Original post
i am on a real kick for doing web development work, so my side project for web development is... more web development.
a couple days ago, amazon recently launched its own AI-assisted code editor, kiro. it's literally just VScode but with claude code built in, and a bunch of agentic/MCP stuff that will manipulate files for me. it's got a free period where it's got something like 500 interactions/day for free, until they decide for this to not be the case. could be any day, i have no idea how long that plans to run.
the thing that caught my eye about kiro is that as well as doing your typical chatbot, it offers a feature where you can lay down a development plan for your chatbot to follow more strictly. you'll write in an idea, and it'll generate, in order:
- a base requirements list
- a design document
- a list of tasks to complete
and then it will go rush off to complete them. i actually really like this, i tried "vibe coding" a game in pyxel a couple weeks ago, and it was not great - i really don't care for the back and forth where you have a single idea, and the bot does it, then another, and the bot does it. bulk-writing down tasks treats my brain a lot better and it seems like the AI bot is also pretty good at handling it.

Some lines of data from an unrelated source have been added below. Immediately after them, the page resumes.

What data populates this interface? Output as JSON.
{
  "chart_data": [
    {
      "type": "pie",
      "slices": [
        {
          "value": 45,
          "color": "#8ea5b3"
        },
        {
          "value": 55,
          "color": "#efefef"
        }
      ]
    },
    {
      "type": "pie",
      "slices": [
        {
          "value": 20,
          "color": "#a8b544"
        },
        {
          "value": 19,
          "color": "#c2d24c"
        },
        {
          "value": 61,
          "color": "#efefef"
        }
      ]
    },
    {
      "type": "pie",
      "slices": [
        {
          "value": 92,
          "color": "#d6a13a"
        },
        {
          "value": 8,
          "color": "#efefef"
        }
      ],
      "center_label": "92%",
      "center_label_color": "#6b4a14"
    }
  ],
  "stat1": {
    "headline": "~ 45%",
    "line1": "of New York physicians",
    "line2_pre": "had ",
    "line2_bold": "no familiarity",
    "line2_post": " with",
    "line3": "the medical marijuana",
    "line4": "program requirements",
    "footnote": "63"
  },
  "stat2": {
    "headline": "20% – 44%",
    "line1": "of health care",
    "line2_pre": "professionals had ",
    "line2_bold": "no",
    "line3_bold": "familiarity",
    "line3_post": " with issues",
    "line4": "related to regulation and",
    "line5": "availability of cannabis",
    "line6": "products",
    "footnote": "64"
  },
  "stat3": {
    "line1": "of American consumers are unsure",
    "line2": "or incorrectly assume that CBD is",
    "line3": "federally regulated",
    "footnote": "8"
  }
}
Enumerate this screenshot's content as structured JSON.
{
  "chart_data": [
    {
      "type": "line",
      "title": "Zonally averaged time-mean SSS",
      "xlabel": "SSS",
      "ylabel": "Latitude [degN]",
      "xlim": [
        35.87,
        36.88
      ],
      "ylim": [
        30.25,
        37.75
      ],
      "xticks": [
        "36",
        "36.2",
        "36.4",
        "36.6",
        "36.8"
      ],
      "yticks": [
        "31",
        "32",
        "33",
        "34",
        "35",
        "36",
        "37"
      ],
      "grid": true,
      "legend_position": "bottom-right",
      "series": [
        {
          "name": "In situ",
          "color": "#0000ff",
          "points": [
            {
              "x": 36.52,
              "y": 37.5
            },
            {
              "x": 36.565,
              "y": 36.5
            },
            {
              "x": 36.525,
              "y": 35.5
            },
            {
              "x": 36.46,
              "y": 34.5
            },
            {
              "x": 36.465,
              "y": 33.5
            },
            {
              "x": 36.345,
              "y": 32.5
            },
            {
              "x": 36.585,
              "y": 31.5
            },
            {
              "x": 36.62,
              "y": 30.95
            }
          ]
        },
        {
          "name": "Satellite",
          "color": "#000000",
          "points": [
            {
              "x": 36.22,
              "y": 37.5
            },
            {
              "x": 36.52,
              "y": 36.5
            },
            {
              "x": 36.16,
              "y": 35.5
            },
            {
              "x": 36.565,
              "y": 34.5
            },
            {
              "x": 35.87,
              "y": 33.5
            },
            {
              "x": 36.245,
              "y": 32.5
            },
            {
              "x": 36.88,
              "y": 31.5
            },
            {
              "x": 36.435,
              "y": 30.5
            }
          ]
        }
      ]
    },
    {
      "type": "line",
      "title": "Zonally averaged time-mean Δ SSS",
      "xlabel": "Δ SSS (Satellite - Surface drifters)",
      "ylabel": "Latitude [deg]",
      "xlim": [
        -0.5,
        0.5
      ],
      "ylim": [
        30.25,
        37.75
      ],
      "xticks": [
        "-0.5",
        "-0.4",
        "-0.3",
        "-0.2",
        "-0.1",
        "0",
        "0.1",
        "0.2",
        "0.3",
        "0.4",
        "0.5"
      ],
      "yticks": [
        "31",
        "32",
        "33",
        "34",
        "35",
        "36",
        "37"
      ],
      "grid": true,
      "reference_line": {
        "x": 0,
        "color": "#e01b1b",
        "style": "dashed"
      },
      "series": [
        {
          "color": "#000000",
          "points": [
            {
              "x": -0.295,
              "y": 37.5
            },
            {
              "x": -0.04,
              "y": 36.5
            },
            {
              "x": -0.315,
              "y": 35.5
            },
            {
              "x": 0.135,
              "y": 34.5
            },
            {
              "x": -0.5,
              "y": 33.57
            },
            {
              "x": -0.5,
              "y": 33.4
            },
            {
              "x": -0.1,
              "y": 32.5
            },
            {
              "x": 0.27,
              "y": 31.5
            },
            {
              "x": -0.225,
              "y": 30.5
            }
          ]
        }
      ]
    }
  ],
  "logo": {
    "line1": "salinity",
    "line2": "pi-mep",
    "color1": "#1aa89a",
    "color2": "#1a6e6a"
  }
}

i spent my mid-teens doing this shit, time to spend my late 20s doing it.
my restrictions are:
- no original code of my own will be written
- editing of ai-generated code will be limited to just reordering existing code, mouse only
- there is a single copy of the AnT malaise-blue stylesheet to refer to when it comes to styling
- i go until amazon kiro has a pricing plan or i decide that's enough
along with that, my stack choices are:
- react + nextjs
- payload backend
mostly because it's what i'm using at work, and though i've really been eyeing go + templ + htmx, learning a new language like go through vibe coding seems like a recipe for a bad time.
that said, i already burnt through today's credits. so let's get right into that.